Tucker Carlson entrevista Putin para agitar o cenário político americano

Gibran Jordão, historiador e colaborador do Esquerda Online
Tass

No dia 08 de fevereiro, semana passada, quando o Brasil se preparava para viver o maior espetáculo artístico-cultural do planeta, que é o carnaval. O conhecido apresentador Tucker Carlson, ex-Fox News, foi a Moscou realizar uma entrevista que durou mais de duas horas com o atual presidente da Rússia, Wladimir Putin. Pelo tom cordial e pela condução despreocupada em tensionar o presidente russo, essa entrevista foi para Putin um golaço. Possibilitou furar relativamente a bolha do controle midiático exercido pelo estado americano no mundo, com potencial de atrapalhar ainda mais os planos dos democratas num ano eleitoral. 

A agressividade dos comentários sobre essa entrevista, que partiu dos principais meios de comunicação ligados aos democratas nos EUA foi brutal. Praticamente todas as manchetes e principais analistas acusaram Carlson de ser pró-Rússia e tentaram a todo custo desmoralizar o apresentador. Não poderia ser diferente, a desenvoltura de Putin foi muito boa nas respostas sobre a guerra contra a Ucrânia, como também na exemplificação dos erros geopolíticos dos EUA cometidos no passado como na atual administração Biden. A preocupação com a repercussão dessa entrevista é muito grande, pois o governo norte americano nesse exato momento tenta conseguir convencer o seu congresso de aprovar mais um pacote bilionário para ajudar a Ucrânia na guerra contra a Rússia, embora tenha sido aprovado no senado, terá dificuldades de ser aprovado na câmara dos deputados. Perguntada sobre a repercussão da entrevista, Hilary Clinton chegou a usar as expressões “idiota útil” e “cachorrinho de Putin” para se referir ao papel do apresentador Tucker Carlson nessa entrevista. Analistas do New York Times, CNN e Washington Post foram na mesma linha de criticar a postura do apresentador diante do chefe do estado russo. A imprensa brasileira majoritariamente fingiu que essa entrevista simplesmente não aconteceu e a repercussão no Brasil ficou a cargo de canais e veículos que buscam analisar a guerra na Ucrânia por lentes alternativas, como essa plataforma no qual você lê esse texto. 
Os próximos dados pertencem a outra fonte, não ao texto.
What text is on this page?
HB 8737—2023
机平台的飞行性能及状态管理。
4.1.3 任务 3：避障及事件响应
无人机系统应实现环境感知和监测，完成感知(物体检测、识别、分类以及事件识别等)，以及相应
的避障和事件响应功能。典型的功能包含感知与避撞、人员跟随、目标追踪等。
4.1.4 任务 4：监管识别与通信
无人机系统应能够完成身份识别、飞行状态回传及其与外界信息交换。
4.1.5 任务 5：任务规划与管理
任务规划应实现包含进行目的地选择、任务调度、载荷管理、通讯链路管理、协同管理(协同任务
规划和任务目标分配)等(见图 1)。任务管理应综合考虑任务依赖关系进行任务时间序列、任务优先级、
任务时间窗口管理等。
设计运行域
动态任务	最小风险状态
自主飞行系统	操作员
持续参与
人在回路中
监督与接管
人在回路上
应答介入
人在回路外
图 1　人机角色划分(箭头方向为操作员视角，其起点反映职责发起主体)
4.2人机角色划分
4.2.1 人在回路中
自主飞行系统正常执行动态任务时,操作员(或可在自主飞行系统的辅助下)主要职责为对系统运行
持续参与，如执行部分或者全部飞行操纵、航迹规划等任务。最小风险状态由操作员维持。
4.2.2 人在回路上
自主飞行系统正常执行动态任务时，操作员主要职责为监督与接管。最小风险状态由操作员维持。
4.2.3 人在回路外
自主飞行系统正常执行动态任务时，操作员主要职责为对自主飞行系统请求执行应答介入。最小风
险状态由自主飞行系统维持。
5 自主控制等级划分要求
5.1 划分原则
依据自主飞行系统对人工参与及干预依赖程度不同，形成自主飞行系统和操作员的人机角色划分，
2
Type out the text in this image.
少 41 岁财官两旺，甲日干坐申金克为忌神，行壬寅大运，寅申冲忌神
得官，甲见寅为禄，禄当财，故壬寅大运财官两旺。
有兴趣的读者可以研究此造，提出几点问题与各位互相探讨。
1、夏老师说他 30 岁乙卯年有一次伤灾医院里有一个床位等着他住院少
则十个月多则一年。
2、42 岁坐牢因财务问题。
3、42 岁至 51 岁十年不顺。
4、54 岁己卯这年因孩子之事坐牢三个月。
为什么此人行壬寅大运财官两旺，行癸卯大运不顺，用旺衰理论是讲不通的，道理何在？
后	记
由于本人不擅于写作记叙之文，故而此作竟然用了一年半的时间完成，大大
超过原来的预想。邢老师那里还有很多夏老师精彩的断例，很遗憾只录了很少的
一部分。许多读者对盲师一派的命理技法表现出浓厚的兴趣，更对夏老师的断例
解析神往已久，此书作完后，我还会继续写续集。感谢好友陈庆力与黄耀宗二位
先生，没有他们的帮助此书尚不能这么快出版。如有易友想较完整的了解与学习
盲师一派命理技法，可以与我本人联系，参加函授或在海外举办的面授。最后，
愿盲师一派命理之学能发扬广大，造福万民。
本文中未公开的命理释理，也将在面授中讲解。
Outro beneficiado pela grande repercussão dessa entrevista é o ex-presidente Donald Trump, as criticas de Putin à condução que a administração Biden tem feito no apoio a Ucrânia, demonstrando como as sanções contra a Rússia não funcionam e acabam se voltado contra o próprio EUA, de alguma forma acabam fortalecendo a candidatura de Trump a presidência. Alguns dias após a entrevista de Putin, em discurso na Carolina do Sul, o líder dos republicanos fez uma declaração que abalou todos os aliados do atlântico norte. Segundo Trump, perguntado por um presidente de um país membro da Otan se as forças militares dos EUA os protegeria mesmo em caso de inadimplência com os fundos da Otan, Trump diz ter respondido o seguinte: Não, eu não protegeria você”… “Na verdade, eu os encorajaria a fazerem o que diabos quiserem. Vocês têm que pagar. Têm que pagar suas contas.” No mesmo dia a Casa Branca emitiu uma nota publica condenando essa declaração de Trump. 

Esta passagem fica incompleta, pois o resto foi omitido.